Misteri & C., le tribolazioni di un cinese in Francia
In «A modo nostro» (Sellerio) Chen He rievoca il mondo dei trafficanti d’uomini dall’oriente. E nell’intreccio entra il nostro Paese
Il viaggio in Occidente è un classico della letteratura cinese che risale alla fine del Seicento: un percorso avventuroso e rocambolesco, in realtà iniziatico, nel segno del buddhismo. Quattro secoli più tardi anche il protagonista di A modo nostro (traduzione di Paolo Magagnin, Sellerio) compie un altro viaggio in Occidente, non meno avventuroso e rocambolesco, non meno iniziatico, anche se, invece dell’aura edificante del buddhismo, il suo autore Chen He (1958) si fa guidare dal sogno di una qualche forma di fortuna economica in Europa.
Chen He, che di suo una vita abbastanza avventurosa l’ha avuta e non cita l’antico capolavoro, colloca il suo romanzo negli anni Novanta, quando l’emigrazione illegale in Occidente era un business fiorente. In più, sceglie lo sfondo di Wenzhou, in Zhejiang, la città da dove proviene la stragrande maggioranza degli immigrati cinesi in Italia. È da lì che parte Xie Qing per volare a Parigi a riconoscere il corpo della moglie separata, morta in circostanze non chiare. Ciò che potrebbe essere una fine si rivela un inizio: di opportunità in opportunità, di conoscenza in conoscenza, scivolando nell’illegalità, «dopo tanti anni trascorsi nella mediocrità», Xie Qing si costruisce una posizione come braccio destro di una boss dell’immigrazione. Intanto cerca di ricostruire i segreti dell’ex moglie Yang Hong. Che in Francia — complice il nobile lignaggio rivoluzionario del padre, vittima della Rivoluzione culturale — si era inserita in una rete di ambiziosi connazionali parcheggiati nella ville lumière, «principini rossi» destinati a fare carriera nelle gerarchie del Partito comunista.

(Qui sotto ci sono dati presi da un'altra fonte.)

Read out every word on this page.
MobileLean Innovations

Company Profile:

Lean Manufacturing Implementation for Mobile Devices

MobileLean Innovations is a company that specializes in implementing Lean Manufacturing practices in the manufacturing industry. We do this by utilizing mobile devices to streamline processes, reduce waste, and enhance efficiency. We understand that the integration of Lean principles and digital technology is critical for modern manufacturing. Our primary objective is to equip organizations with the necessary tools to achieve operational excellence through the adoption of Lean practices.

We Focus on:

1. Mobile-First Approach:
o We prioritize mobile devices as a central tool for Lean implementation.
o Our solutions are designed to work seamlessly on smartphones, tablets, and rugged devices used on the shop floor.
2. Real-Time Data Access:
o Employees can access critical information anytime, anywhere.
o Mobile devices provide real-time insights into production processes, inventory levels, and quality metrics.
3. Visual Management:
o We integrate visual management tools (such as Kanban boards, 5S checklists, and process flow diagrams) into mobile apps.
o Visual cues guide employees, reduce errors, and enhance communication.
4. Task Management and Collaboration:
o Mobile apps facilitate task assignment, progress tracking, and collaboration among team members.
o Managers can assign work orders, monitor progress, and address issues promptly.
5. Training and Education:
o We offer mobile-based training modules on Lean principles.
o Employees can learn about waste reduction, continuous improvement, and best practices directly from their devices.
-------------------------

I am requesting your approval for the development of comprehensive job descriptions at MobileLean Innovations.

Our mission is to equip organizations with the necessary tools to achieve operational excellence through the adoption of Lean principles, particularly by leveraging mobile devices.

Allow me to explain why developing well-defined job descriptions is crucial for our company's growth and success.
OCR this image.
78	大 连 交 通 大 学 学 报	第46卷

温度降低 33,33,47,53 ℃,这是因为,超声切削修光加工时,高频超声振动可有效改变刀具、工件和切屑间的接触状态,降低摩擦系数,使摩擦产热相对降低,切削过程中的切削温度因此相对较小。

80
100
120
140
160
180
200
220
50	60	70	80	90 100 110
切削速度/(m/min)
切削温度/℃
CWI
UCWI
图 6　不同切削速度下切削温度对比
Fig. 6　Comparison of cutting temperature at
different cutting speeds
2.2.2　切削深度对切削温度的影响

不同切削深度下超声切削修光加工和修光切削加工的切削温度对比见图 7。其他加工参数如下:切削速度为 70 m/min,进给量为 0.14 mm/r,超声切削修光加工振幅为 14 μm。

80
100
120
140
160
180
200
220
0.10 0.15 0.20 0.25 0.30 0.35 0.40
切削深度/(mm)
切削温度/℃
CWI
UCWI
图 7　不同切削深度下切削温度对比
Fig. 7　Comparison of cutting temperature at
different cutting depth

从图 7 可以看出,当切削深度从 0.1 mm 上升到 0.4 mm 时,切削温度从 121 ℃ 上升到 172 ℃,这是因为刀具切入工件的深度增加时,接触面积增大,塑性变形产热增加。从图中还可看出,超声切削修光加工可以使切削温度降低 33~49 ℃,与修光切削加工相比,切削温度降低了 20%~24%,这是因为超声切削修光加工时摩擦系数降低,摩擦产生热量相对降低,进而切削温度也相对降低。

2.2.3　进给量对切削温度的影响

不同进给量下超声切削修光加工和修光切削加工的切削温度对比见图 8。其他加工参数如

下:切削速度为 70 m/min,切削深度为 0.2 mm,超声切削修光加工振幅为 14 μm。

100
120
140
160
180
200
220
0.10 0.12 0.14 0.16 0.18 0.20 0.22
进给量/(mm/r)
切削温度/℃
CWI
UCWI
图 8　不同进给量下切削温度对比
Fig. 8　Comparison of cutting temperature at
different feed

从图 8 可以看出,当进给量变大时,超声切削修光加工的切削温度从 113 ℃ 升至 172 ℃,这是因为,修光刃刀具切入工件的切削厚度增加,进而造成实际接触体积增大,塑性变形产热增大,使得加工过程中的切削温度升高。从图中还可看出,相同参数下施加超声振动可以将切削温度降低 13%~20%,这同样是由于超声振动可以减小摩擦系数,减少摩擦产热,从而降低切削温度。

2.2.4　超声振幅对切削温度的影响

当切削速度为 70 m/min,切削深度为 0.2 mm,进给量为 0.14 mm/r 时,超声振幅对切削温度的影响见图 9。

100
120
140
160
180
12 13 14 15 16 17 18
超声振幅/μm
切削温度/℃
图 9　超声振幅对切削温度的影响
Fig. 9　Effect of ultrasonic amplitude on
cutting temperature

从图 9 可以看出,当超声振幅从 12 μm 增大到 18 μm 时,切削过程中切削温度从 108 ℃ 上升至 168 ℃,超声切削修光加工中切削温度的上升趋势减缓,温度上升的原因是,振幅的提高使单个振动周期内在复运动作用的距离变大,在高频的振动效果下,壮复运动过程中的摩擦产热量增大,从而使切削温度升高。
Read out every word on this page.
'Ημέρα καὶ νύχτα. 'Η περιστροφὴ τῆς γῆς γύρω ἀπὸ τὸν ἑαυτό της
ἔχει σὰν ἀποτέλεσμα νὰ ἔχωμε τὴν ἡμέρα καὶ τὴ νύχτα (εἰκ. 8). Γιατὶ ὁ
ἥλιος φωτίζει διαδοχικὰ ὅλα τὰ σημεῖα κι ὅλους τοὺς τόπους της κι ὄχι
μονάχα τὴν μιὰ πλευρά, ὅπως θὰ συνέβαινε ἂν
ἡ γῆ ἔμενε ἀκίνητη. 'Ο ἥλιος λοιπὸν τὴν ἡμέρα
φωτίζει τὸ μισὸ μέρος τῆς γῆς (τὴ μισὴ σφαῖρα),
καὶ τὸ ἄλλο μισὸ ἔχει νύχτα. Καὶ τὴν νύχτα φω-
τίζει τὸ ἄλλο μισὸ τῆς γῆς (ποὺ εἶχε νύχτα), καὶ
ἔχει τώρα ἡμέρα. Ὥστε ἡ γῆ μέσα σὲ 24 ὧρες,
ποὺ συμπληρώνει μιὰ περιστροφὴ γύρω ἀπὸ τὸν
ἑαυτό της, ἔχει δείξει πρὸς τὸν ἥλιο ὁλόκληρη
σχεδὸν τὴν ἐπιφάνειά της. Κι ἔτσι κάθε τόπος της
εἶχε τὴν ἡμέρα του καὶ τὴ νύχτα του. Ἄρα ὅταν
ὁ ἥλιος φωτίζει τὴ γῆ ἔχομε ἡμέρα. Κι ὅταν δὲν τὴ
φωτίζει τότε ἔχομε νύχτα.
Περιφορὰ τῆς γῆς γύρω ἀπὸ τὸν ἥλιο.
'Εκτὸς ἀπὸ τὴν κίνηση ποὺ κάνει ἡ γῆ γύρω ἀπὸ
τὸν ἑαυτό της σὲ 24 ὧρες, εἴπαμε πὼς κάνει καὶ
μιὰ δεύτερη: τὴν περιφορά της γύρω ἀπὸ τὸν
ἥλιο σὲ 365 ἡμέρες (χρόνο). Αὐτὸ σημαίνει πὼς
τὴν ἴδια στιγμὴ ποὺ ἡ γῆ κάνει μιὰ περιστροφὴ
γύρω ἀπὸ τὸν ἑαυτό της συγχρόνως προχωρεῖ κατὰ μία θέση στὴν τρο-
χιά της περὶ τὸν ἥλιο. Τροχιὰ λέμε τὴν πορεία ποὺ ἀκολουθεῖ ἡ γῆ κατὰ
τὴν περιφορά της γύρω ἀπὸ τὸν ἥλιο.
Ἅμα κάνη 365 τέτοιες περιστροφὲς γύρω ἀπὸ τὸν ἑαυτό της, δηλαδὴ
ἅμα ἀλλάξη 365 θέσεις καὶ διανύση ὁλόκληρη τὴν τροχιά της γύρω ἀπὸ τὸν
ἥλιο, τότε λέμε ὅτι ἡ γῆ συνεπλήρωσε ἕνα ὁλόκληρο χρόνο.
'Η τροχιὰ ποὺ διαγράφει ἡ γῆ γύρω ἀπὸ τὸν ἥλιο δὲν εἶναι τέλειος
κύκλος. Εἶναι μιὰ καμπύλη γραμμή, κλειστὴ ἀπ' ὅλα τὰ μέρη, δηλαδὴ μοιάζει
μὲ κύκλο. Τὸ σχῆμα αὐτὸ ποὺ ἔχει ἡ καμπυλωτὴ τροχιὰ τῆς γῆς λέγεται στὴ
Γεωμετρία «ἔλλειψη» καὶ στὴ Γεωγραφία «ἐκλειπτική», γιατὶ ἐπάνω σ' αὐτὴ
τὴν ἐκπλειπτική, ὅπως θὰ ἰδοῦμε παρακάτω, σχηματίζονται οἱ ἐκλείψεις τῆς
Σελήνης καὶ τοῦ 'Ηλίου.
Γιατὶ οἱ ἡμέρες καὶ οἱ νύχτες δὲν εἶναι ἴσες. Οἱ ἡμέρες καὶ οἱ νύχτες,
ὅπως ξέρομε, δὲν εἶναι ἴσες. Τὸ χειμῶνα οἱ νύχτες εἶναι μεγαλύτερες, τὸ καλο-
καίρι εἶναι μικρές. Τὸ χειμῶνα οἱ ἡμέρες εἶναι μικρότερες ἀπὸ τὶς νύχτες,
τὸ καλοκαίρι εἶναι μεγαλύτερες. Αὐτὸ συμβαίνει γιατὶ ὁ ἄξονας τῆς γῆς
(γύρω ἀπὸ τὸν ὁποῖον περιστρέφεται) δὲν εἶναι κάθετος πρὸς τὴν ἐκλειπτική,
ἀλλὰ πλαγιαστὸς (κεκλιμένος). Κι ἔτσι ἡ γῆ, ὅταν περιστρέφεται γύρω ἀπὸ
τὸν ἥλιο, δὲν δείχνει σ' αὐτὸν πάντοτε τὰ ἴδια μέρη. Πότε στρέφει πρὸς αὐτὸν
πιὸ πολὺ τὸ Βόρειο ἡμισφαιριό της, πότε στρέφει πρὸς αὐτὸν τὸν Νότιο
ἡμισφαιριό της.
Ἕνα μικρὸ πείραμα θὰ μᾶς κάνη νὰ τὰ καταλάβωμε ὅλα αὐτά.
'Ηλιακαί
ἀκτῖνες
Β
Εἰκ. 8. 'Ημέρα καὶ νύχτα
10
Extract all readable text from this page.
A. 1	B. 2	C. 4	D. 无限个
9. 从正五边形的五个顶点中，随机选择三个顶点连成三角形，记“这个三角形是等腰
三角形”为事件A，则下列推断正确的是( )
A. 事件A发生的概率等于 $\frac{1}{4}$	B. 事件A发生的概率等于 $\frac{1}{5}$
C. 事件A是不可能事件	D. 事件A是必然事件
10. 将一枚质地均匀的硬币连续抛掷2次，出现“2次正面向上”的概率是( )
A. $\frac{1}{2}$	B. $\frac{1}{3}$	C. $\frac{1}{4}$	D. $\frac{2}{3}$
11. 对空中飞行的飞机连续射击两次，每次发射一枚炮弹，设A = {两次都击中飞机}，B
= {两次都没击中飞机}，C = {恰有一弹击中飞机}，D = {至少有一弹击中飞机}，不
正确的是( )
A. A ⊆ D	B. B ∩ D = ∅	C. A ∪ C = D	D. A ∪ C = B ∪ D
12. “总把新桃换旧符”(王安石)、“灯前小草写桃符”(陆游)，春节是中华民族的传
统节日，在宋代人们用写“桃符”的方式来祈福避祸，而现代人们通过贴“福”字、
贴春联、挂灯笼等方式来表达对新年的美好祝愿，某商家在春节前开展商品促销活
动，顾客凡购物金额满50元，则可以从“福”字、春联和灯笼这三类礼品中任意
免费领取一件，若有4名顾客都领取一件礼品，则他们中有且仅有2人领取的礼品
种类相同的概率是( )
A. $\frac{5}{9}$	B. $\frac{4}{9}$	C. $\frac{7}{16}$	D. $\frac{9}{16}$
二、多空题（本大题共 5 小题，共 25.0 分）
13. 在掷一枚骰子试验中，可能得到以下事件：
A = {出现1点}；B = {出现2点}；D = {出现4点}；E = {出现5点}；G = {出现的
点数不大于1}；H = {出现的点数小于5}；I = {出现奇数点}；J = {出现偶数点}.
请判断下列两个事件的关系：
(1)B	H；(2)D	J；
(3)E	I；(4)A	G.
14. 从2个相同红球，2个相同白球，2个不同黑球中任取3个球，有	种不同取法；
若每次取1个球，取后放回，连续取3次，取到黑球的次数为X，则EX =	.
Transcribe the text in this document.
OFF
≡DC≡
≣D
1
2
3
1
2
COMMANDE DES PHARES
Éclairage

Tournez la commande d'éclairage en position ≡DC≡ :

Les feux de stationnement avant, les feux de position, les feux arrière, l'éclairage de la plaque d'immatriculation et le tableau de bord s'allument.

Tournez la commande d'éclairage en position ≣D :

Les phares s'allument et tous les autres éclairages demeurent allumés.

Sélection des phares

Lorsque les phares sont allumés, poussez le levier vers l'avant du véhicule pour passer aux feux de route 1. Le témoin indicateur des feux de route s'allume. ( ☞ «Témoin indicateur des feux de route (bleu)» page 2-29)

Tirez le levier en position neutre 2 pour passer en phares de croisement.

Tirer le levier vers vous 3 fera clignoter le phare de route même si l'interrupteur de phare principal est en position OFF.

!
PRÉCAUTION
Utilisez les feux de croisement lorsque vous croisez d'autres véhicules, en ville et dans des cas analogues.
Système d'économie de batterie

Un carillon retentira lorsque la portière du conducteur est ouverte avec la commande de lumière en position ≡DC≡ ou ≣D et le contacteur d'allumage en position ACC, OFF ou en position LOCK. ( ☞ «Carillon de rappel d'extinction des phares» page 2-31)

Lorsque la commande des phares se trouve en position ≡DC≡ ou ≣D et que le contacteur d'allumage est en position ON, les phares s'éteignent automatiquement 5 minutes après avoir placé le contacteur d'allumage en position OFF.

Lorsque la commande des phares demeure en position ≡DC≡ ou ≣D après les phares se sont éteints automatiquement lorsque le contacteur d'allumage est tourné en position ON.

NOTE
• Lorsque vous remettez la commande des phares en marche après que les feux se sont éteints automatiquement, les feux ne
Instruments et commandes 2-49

L’autore capitalizza l’esperienza degli anni trascorsi in Albania per raccontare le furiose sfide tra gang rivali di mercanti d’uomini, con duelli, rapimenti e crimini assortiti. E intarsia tutta la vicenda (il libro è del 2011) di dettagli iperrealistici, come il naufragio davanti alle coste pugliesi di un’imbarcazione colma di clandestini cinesi o il ricorso alla chirurgia plastica per sfuggire alla legge (pratica in Cina non caduta in disuso, se l’anno scorso una cinquantanovenne di Wuhan è stata arrestata benché si fosse rifatta i connotati per sfuggire a debiti per 3,7 milioni di dollari).
Alla fine i due fili della vita di Yang Hong — l’ex marito che ne cercava le tracce e l’uomo che le aveva dato un figlio in Francia — si riallacciano. È il «viaggio a Occidente» di Xie Qing che, con «un sorriso di felicità», giunge a compimento.